Introduction to automation controller clustering

With version 3.1 Ansible Tower introduced clustering, replacing the redundancy solution configured with active-passive nodes. Clustering is balancing load between controller nodes. Each controller instance is able to act as an entry point for UI and API access.

Using a load balancer in front of the controller nodes is possible, but optional because an automation controller cluster can be accessed via all controller instances.

Each instance in a controller cluster expands the cluster’s capacity to execute jobs. Jobs can and will run anywhere in the cluster by finding the least utilized node and other criteria explained later in this lab.

The Appendix contains some installation considerations and an installer inventory for reference.

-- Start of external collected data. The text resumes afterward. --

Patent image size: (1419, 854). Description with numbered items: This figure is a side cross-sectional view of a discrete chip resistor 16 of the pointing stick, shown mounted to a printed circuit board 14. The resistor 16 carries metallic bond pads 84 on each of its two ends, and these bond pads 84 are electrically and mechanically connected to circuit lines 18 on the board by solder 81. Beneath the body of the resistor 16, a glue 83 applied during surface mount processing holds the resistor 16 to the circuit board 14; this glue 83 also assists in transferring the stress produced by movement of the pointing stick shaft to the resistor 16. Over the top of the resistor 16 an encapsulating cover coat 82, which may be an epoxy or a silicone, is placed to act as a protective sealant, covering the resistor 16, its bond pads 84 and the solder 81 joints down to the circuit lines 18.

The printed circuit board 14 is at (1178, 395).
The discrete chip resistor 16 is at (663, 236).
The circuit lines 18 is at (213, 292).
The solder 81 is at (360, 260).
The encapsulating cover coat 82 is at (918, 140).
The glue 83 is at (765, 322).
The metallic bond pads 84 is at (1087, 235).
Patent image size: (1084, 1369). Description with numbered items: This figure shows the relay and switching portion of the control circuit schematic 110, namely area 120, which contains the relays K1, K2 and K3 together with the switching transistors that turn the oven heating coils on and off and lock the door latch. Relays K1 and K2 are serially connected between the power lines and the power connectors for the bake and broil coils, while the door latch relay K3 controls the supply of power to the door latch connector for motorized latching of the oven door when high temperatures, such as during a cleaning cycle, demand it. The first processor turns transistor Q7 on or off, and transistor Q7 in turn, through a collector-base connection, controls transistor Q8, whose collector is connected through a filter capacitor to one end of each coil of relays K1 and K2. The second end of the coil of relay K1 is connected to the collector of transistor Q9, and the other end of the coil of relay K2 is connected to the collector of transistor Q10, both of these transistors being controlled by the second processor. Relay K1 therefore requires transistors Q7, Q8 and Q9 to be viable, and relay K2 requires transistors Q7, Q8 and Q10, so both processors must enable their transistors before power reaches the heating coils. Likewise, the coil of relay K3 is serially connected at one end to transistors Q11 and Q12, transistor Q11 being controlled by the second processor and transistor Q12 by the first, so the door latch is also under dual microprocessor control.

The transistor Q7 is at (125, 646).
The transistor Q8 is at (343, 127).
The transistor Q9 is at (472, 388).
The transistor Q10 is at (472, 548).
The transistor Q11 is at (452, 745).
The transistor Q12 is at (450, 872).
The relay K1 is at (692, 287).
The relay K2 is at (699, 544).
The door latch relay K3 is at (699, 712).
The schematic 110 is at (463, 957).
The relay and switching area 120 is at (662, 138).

Access the Controller Web UI

For the first contact to your cluster open your browser and login to the controller node 1 web UIs as user adminwith the password provided.

Replace <SANDBOXID> and <GUID> with your values!

https://autoctl1.<GUID>.<SANDBOXID>.opentlc.com

Just from the web UI you wouldn’t know you’ve got a controller cluster at your hands here. To learn more about your cluster and its state, navigate to Administration ⇒ Instance Groups. Here you will get an overview of the cluster by instance groups. Explore the information provided, of course there is no capacity used yet and no Jobs have run.

Right now we have only one instance group named controlplane. When you get more groups, from this view you will see how the instances are distributed over the groups. Click on controlplane.

To dig deeper click on the Instances tab to get more information about the instances assigned to a group. In the instances view you can toggle nodes off/online and adjust the number of forks (don’t do this now). You’ll learn more about this later.

Access your controller cluster via command line

You can also get information about your cluster on the command line. Log in to your VS Code again if you closed it by opening this URL in your browser:

https://bastion.<GUID>.<SANDBOXID>.opentlc.com

Your VSCode session is running on your bastion host. Again if not still open, open a terminal by clicking Terminal ⇒ New Terminal in the menu bar.

A terminal window opens at the bottom, become root:

    [lab-user@bastion ~]$ ssh autoctl1.<GUID>.internal

In the terminal run the following command:

Your exact hostnames will differ, of course!

    [ec2-user@autoctl1 ~]# sudo -i
    [root@autoctl1 ~]# awx-manage list_instances
    [controlplane capacity=171]
        autoctl1.<GUID>.internal capacity=57 version=4.0.0 heartbeat="2020-08-27 09:06:21"
        autoctl2.<GUID>.internal capacity=57 version=4.0.0 heartbeat="2020-08-27 09:05:58"
        autoctl3.<GUID>.internal capacity=57 version=4.0.0 heartbeat="2020-08-27 09:06:00"

So what we’ve got is a three-node controller cluster, no surprises here. In addition the command tells us the capacity (maximum number of forks/concurrent jobs) per node and for the instance groups. Here the capacity value of 57 is allocated to any of our three nodes.

Please logout of the automation controller node so in the terminal you are user lab-user on the bastion host again!

The awx-manage (formerly tower-manage) utility can be used to manage a lot of the more internal aspects of the automation controller. You can e.g. use it to clean up old data, for token and session management and for cluster management. Just call awx-manage without parameters to see all possible subcommands.